Sinn Féin spokesperson on Health, David Cullinane TD, has said that the burden of overcrowded emergency departments is being shifted onto waiting lists through increasing cancellations of appointments and procedures.
Data released by the HSE to Teachta Cullinane shows that there were more than 85,000 appointments and procedures cancelled in the first four months of the year. There were more than 24,000 appointments cancelled in April, the worst month so far, which is nearly 70% more than were cancelled last April.
The TD for Waterford said that dysfunction across the health service is driving a vicious cycle of overcrowding, cancellations, and long waits, and that a multi-annual plan is needed to expand hospital capacity and develop a sustainable workforce.
Teachta Cullinane said:
“More than 85,000 hospital appointments have been cancelled so far this year, including more than 24,000 in April.
“The health service is shifting the burden of overcrowded emergency departments onto waiting lists by cancelling procedures on a regular basis and at an increasing rate. The consequences are longer waiting times and delays to patient care.
“This is happening because the government has not made the necessary investments in hospital care or in community care. There is a deficit of 1,000 acute inpatient beds in hospitals, and there are now more than 6,000 people waiting for home support.

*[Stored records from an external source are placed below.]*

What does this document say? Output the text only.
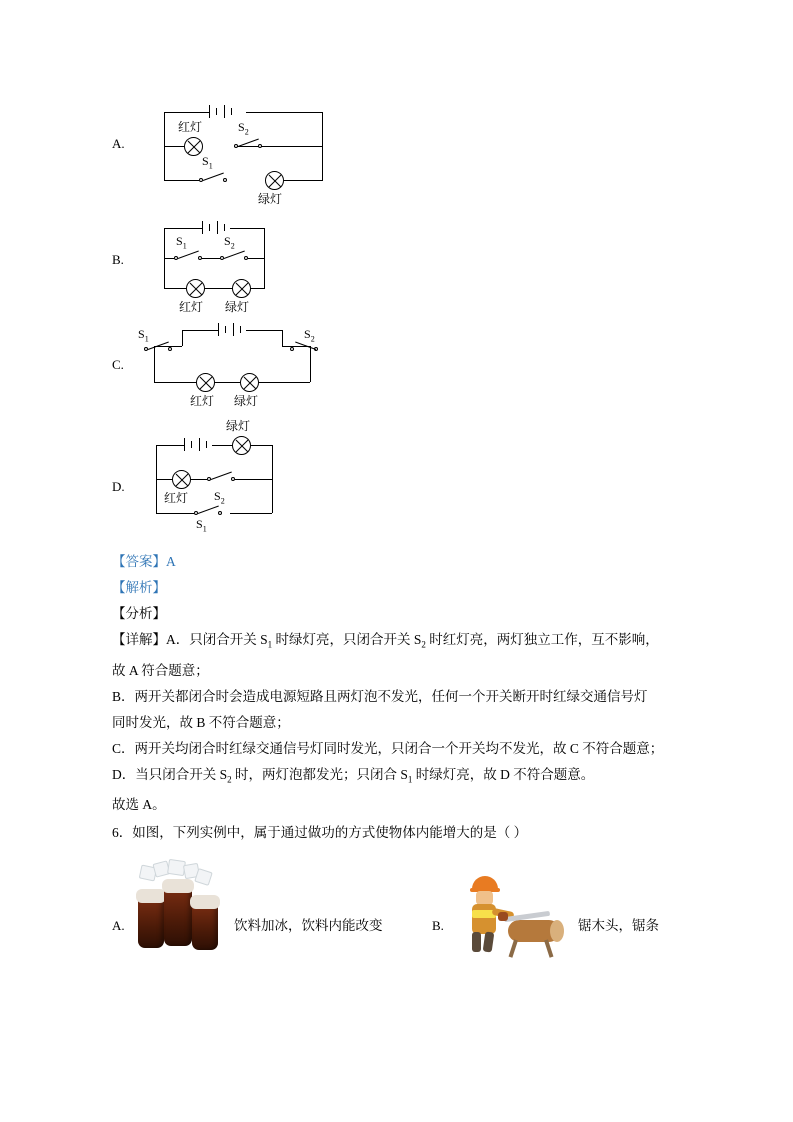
A.
红灯	$S_2$
$S_1$
绿灯
B.
$S_1$	$S_2$
红灯 绿灯
C.
$S_1$	$S_2$
红灯 绿灯
D.
绿灯
红灯 $S_2$
$S_1$
【答案】A
【解析】
【分析】
【详解】A．只闭合开关 $S_1$ 时绿灯亮，只闭合开关 $S_2$ 时红灯亮，两灯独立工作，互不影响，
故 A 符合题意；
B．两开关都闭合时会造成电源短路且两灯泡不发光，任何一个开关断开时红绿交通信号灯
同时发光，故 B 不符合题意；
C．两开关均闭合时红绿交通信号灯同时发光，只闭合一个开关均不发光，故 C 不符合题意；
D．当只闭合开关 $S_2$ 时，两灯泡都发光；只闭合 $S_1$ 时绿灯亮，故 D 不符合题意。
故选 A。
6．如图，下列实例中，属于通过做功的方式使物体内能增大的是（ ）
A.	饮料加冰，饮料内能改变	B.	锯木头，锯条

“There are hundreds of delayed discharges every year because of the lack of community recovery beds and home support.
“The health service is not delivering the right care in the right place at the right time. We are seeing this across primary care now, with longer waiting times for GPs and dentistry, which will lead to worse health outcomes.
“Waiting times are rising across the board. All of this dysfunction is leading to more emergency presentations which is leading to more cancellations. It is a vicious cycle which has not been broken.
“The only solution is a multi-annual plan to expand hospital capacity – across diagnostics, beds, theatre capacity, and staffing – and to deliver a step-change in primary and community care to shift some of the burden out of hospitals.
“No efforts to fix the health service will be successful without a robust strategic workforce plan for training and retaining the clinicians we need to safely staff the health service.”